Ces mêmes ingénieurs étaient encore présents sur place vendredi pour poursuivre les vérifications quant à la stabilité du sol. Ils ont pu aussi compter sur des équipements du ministère des Transports, dont un drône, pour les aider dans l'étude du sol.

Déjà, il a été établi que les débris se sont étendus sur 500 mètres dans la rivière Champlain. Or, le directeur de la Sécurité civile Sébastien Doire indique qu'il n'y a pas lieu de s'inquiéter de voir le niveau de l'eau monter dangereusement. «C'est un sol qui est assez mou, donc l'eau va traverser par la suite. Ça va se creuser un chemin. Il n'y a pas vraiment d'autres moyens de récupérer tout ce qui est tombé dans la rivière», confirme-t-il.
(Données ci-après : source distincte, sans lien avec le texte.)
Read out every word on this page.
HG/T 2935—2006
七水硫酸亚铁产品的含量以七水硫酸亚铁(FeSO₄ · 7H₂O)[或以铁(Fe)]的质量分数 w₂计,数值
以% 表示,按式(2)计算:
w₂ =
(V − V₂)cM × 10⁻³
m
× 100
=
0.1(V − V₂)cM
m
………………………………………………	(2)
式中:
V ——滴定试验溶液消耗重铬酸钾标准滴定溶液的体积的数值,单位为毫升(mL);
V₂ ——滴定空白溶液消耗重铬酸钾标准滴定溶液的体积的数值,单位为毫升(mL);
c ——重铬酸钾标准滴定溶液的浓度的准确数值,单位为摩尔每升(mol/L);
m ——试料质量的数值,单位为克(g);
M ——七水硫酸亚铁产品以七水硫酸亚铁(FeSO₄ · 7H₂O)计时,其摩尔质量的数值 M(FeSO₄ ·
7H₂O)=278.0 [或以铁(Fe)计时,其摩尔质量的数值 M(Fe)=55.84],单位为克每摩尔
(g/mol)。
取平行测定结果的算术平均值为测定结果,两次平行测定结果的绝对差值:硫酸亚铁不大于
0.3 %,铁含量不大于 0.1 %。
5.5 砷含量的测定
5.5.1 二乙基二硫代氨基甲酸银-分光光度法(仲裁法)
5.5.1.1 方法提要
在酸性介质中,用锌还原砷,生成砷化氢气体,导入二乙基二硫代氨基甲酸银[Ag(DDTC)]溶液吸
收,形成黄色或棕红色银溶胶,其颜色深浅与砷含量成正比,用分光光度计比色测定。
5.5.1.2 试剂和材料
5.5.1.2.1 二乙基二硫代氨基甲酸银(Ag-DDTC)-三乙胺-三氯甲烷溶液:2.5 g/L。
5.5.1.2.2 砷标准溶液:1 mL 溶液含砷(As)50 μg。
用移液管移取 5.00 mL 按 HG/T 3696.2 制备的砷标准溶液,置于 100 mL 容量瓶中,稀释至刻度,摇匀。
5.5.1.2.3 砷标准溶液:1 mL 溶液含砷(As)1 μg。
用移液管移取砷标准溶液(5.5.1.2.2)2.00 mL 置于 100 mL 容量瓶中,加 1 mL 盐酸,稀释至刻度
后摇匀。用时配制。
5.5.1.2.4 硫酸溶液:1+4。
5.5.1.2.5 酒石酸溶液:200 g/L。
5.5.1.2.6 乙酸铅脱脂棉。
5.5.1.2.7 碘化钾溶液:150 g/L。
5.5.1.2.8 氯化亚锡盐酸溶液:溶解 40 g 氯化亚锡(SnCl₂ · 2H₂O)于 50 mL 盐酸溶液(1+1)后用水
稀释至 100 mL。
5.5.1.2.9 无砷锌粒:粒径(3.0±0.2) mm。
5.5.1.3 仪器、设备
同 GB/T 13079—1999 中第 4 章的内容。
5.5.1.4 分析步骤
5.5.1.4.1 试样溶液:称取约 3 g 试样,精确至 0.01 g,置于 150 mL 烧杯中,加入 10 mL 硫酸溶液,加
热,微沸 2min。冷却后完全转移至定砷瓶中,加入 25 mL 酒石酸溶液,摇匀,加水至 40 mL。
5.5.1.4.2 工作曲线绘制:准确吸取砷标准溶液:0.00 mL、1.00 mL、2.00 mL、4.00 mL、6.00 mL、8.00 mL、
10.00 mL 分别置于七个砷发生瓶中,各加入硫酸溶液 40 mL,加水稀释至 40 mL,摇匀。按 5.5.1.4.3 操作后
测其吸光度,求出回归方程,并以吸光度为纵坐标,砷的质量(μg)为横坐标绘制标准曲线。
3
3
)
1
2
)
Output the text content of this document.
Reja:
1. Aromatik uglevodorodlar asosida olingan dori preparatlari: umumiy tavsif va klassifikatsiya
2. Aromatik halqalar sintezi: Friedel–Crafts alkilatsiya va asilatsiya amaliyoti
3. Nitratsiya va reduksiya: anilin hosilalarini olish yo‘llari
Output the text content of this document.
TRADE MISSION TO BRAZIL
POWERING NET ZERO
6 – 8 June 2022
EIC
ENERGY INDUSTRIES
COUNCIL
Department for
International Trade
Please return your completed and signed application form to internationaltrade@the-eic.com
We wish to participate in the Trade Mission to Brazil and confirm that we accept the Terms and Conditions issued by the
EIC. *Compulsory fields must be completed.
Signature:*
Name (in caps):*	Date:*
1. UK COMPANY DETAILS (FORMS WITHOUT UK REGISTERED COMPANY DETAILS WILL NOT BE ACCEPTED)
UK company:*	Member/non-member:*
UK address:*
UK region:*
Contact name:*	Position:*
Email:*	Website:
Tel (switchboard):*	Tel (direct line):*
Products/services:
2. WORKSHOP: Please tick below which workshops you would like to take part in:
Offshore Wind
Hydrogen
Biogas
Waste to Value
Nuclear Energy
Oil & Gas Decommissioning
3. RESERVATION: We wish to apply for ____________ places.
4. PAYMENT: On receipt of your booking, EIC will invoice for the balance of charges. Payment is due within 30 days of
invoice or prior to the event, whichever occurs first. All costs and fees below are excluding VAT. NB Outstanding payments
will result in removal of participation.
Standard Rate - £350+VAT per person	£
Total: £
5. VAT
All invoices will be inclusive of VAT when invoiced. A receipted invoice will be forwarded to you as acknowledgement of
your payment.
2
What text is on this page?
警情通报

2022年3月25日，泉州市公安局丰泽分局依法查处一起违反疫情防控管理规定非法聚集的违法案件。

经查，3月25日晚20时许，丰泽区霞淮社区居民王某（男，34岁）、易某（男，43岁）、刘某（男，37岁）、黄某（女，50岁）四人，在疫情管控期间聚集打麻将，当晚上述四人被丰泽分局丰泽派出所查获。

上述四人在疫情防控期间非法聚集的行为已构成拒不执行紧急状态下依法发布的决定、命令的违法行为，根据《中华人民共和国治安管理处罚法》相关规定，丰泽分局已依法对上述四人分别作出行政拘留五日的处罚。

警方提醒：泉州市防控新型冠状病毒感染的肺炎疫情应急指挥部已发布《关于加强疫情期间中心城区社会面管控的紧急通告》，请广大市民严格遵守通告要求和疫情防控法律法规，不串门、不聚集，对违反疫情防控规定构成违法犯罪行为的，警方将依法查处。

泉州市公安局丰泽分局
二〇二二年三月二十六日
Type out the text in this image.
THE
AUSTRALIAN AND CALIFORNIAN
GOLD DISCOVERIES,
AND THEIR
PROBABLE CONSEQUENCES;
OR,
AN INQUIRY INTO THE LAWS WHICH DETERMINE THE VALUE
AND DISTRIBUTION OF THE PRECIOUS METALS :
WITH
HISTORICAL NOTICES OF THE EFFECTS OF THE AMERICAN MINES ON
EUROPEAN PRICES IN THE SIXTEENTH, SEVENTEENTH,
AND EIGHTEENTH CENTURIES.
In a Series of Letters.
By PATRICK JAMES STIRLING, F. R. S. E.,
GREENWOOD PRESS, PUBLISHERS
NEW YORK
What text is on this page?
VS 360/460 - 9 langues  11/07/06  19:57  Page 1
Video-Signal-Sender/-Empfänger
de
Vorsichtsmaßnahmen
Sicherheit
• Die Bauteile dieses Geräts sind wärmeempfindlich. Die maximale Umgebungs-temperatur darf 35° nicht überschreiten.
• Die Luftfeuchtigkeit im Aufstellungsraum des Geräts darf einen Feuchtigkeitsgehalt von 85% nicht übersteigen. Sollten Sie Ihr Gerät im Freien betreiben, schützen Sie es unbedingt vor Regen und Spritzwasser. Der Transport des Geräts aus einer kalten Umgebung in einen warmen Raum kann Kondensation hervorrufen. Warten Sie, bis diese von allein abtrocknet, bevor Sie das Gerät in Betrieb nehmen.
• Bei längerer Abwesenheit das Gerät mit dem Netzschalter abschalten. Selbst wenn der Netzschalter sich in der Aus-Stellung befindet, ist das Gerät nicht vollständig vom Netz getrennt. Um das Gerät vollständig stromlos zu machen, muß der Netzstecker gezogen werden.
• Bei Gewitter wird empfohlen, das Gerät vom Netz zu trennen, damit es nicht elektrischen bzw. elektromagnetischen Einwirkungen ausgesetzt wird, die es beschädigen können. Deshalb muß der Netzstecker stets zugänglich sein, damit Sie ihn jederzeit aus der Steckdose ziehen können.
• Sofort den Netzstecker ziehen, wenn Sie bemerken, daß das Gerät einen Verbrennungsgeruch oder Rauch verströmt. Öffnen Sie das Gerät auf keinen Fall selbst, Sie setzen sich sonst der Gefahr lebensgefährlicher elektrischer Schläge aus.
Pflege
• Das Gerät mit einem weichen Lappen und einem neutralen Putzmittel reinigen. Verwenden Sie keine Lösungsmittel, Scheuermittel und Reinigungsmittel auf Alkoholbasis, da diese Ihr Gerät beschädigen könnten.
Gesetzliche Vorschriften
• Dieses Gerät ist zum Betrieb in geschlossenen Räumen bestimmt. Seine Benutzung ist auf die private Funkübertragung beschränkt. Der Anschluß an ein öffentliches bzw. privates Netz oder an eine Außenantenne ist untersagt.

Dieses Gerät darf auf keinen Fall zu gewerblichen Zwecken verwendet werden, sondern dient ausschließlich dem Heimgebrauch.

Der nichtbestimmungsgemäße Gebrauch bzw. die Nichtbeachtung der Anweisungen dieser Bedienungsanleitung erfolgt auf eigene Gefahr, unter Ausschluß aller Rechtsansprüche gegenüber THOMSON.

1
Quant à la stabilité du sol, d'autres expertises doivent être menées. «Il va falloir vérifier avec les ingénieurs si il peut y avoir de l'éboulement qui va continuer vers la maison. Si tout va bien, le citoyen pourra réintégrer sa maison. Sinon, on va vérifier avec nos équipes du programme d'aide au gouvernement s'il y a une aide qui pourra lui être apportée. Dans des cas similaires, soit qu'un montant d'argent est donné ou que la maison est déménagée. C'est du cas par cas», mentionne l'expert.

Le député de Saint-Maurice-Champlain, François-Philippe Champagne est aussi venu offrir son soutien aux personnes touchées par le sinistre. «La première responsabilité d'un élu, c'est d'être proche des familles. C'était important pour moi de venir les rencontrer, les écouter. Ils regardent de façon positive pour s'en remettre. Je leur ai donné mon soutien. Ce sont des gens qui ont toujours travaillé de leurs mains, qui sont prêts à se relever les manches et à travailler. J'ai dit aux familles, au maire ainsi qu'à la Sécurité civile que si on pouvait aider, nous allons être là», a-t-il fait savoir.